Oggi, il deputato leghista Jacopo Morrone e l’europarlamentare Silvia Sardone hanno presentato una proposta di legge che prevede requisiti più severi per la richiesta della cittadinanza italiana, definita dallo stesso Morrone come «anti-maranza». La proposta mira a rendere più difficile l’ottenimento della cittadinanza da parte dei figli di immigrati di seconda generazione. «Chi richiede o ottiene la cittadinanza deve meritarsela. Non si può regalare», ha dichiarato Morrone, sottolineando che l’acquisizione della cittadinanza diventerà un processo molto più complesso, riporta Attuale.
Le modifiche ai due “testi base”
La proposta consiste in due articoli volti a modificare due leggi fondamentali: la legge n.91 del 1992 sulla cittadinanza e il decreto legislativo n.286 del 1998, conosciuto come “Testo unico per l’immigrazione”.
L’allungamento del periodo di residenza in Italia
Un cambiamento significativo riguarda i periodi minimi di residenza legale necessari per i minorenni, che raddoppiano da due a quattro anni per poter richiedere la cittadinanza al compimento della maggiore età. Anche per gli adulti aumenta il periodo di attesa: per lo straniero con un ascendente cittadino italiano, il termine passa da due a quattro anni. Le tempistiche per i cittadini nati in Italia aumentano da tre a dieci anni, e per coloro che provengono da paesi europei da quattro a otto anni, mentre per gli apolidi si passa da cinque a dieci anni.
Il test di integrazione con l’esame di lingua italiana
Inoltre, per lo straniero nato in Italia che ha risieduto nel Paese fino a diciotto anni, è previsto il superamento di un “test di integrazione”, che valuterà la conoscenza delle leggi e delle norme italiane. Morrone ha evidenziato che «chi non conosce l’italiano non può diventare cittadino». Pertanto, sarà richiesto un test di lingua italiana a livello B1.
La revoca della cittadinanza
La proposta prevede anche l’ampliamento dei casi di revoca della cittadinanza, che attualmente sono molto limitati: «Vogliamo estendere le circostanze di revoca, che ora riguardano quasi esclusivamente il terrorismo», ha dichiarato Morrone.

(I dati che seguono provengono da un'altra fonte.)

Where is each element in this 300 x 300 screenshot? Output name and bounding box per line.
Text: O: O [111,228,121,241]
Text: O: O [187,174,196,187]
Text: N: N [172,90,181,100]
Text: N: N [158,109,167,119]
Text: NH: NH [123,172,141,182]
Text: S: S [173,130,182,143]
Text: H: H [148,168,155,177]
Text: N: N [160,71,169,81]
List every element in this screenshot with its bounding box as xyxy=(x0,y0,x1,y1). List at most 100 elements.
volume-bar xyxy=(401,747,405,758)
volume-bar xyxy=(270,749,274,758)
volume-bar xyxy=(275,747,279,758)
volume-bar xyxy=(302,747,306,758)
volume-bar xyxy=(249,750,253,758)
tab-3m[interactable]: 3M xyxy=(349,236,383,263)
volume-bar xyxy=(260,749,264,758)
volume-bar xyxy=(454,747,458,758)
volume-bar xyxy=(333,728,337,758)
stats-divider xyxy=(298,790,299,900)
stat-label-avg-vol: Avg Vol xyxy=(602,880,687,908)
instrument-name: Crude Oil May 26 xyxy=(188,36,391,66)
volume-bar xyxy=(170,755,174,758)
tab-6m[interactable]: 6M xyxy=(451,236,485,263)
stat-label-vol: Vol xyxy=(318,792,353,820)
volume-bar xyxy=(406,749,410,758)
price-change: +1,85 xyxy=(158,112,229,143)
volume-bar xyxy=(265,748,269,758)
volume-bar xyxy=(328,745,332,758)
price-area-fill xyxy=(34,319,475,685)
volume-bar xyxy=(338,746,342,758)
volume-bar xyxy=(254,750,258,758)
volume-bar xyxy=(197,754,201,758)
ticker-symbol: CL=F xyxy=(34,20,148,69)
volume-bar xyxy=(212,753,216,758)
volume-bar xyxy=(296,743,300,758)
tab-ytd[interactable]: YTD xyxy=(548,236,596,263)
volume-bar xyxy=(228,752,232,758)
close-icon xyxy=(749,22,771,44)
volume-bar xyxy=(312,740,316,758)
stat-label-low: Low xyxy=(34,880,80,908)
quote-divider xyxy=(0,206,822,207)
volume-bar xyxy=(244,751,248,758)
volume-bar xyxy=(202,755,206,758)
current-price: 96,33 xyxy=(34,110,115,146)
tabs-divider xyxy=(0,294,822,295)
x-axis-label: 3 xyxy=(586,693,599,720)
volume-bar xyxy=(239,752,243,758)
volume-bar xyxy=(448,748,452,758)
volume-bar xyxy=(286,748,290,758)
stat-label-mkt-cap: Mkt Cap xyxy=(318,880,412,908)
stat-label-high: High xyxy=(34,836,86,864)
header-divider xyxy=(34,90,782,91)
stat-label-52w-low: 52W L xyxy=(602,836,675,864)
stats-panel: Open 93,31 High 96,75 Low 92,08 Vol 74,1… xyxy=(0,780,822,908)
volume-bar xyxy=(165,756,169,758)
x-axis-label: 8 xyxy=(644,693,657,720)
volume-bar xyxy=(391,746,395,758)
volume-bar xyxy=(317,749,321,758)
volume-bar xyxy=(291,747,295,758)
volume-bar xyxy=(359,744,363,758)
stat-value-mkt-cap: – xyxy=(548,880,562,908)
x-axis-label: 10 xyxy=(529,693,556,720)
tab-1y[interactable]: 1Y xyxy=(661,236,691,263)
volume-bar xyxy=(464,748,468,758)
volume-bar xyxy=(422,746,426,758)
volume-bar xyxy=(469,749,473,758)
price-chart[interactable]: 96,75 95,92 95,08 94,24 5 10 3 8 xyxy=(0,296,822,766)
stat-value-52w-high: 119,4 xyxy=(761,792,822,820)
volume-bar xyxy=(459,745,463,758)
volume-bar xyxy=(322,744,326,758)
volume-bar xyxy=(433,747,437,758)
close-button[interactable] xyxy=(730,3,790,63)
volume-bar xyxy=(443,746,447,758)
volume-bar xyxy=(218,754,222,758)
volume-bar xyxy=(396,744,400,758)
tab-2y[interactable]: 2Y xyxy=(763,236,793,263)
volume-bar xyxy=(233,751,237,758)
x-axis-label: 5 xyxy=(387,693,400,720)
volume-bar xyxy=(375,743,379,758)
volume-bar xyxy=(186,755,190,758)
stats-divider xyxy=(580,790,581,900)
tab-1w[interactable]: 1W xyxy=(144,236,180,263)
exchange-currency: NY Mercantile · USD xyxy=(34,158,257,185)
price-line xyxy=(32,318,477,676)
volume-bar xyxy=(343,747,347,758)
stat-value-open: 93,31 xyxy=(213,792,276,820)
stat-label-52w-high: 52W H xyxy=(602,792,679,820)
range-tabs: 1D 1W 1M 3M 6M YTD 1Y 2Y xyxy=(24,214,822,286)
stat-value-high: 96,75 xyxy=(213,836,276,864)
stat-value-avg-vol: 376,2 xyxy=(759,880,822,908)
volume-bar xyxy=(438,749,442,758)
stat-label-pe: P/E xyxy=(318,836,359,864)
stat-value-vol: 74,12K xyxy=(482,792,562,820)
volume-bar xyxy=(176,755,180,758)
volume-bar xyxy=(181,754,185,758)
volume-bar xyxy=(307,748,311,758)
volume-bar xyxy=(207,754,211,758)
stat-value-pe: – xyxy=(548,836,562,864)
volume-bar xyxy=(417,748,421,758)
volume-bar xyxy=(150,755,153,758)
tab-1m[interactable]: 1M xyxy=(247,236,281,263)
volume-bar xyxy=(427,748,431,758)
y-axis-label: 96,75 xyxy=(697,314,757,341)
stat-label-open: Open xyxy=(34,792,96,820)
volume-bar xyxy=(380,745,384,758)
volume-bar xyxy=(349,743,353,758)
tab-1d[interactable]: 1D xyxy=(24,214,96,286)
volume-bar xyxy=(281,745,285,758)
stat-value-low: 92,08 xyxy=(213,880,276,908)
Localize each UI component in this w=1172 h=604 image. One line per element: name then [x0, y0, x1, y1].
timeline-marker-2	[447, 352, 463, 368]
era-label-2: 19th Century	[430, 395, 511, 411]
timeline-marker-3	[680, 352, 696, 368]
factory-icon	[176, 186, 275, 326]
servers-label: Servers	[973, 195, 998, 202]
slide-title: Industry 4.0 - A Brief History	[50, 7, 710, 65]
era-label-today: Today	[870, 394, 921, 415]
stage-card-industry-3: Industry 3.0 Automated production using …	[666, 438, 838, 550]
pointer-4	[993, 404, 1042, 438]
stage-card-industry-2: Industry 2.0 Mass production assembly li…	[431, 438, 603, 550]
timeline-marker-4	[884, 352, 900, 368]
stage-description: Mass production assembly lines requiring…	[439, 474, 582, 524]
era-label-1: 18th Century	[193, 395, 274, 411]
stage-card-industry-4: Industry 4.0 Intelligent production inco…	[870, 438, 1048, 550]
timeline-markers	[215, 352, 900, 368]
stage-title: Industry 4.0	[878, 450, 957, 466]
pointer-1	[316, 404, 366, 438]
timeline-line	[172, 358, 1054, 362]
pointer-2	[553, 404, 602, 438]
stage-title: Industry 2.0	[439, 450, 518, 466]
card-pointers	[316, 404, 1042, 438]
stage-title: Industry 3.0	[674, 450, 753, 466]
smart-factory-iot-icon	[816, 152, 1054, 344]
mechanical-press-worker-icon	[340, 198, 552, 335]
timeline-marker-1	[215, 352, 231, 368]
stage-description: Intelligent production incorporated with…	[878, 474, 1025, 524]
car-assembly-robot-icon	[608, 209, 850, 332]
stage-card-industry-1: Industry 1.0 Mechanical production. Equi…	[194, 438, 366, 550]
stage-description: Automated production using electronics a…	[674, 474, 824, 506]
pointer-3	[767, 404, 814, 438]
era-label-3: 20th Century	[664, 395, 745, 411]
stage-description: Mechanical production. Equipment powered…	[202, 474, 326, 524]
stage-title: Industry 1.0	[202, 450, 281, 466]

Tra i nuovi motivi rientrerebbero una condanna definitiva a pena detentiva superiore a cinque anni o condanna per reati legati alla violenza di genere.
Si accelera sulla revoca: bastano due anni
Un altro punto centrale della proposta è la riduzione del termine per l’adozione della revoca della cittadinanza, che passerà da dieci a due anni. La pdl elimina anche l’impossibilità di revoca nel caso in cui la persona non possieda un’altra cittadinanza, affermando che «anche senza un’altra cittadinanza, noi ti revochiamo quella italiana».
Stretta sui ricongiungimenti familiari
In aggiunta, la proposta apporta modifiche al testo unico per l’immigrazione, restringendo le condizioni per i ricongiungimenti familiari, escludendo persone che non hanno contribuito attivamente alla comunità. È previsto anche un incremento di tre volte dell’importo minimo di reddito annuo per il ricongiungimento, insieme all’obbligo di un’assicurazione sanitaria per ogni familiare coinvolto.
La legge anti-maranza
Secondo Morrone, la legge ha l’obiettivo di fungere da deterrente per i reati anche tra i minori. «I maranza sono immigrati di seconda generazione che, pur conoscendo la lingua, non sono integrati e mettono in discussione le regole di convivenza», ha spiegato.
La critica allo ius scholae di Forza Italia
Questa proposta rappresenta un netto contrasto rispetto a quella di Forza Italia, che sostenne l’ius scholae, ovvero la possibilità di ottenere la cittadinanza dopo un percorso scolastico di dieci anni in Italia. Sardone ha sottolineato che non sembra ci sia stata alcuna consultazione tra Lega e Forza Italia riguardo a questa ultima proposta, né si è tenuto conto dell’opinione pubblica italiana.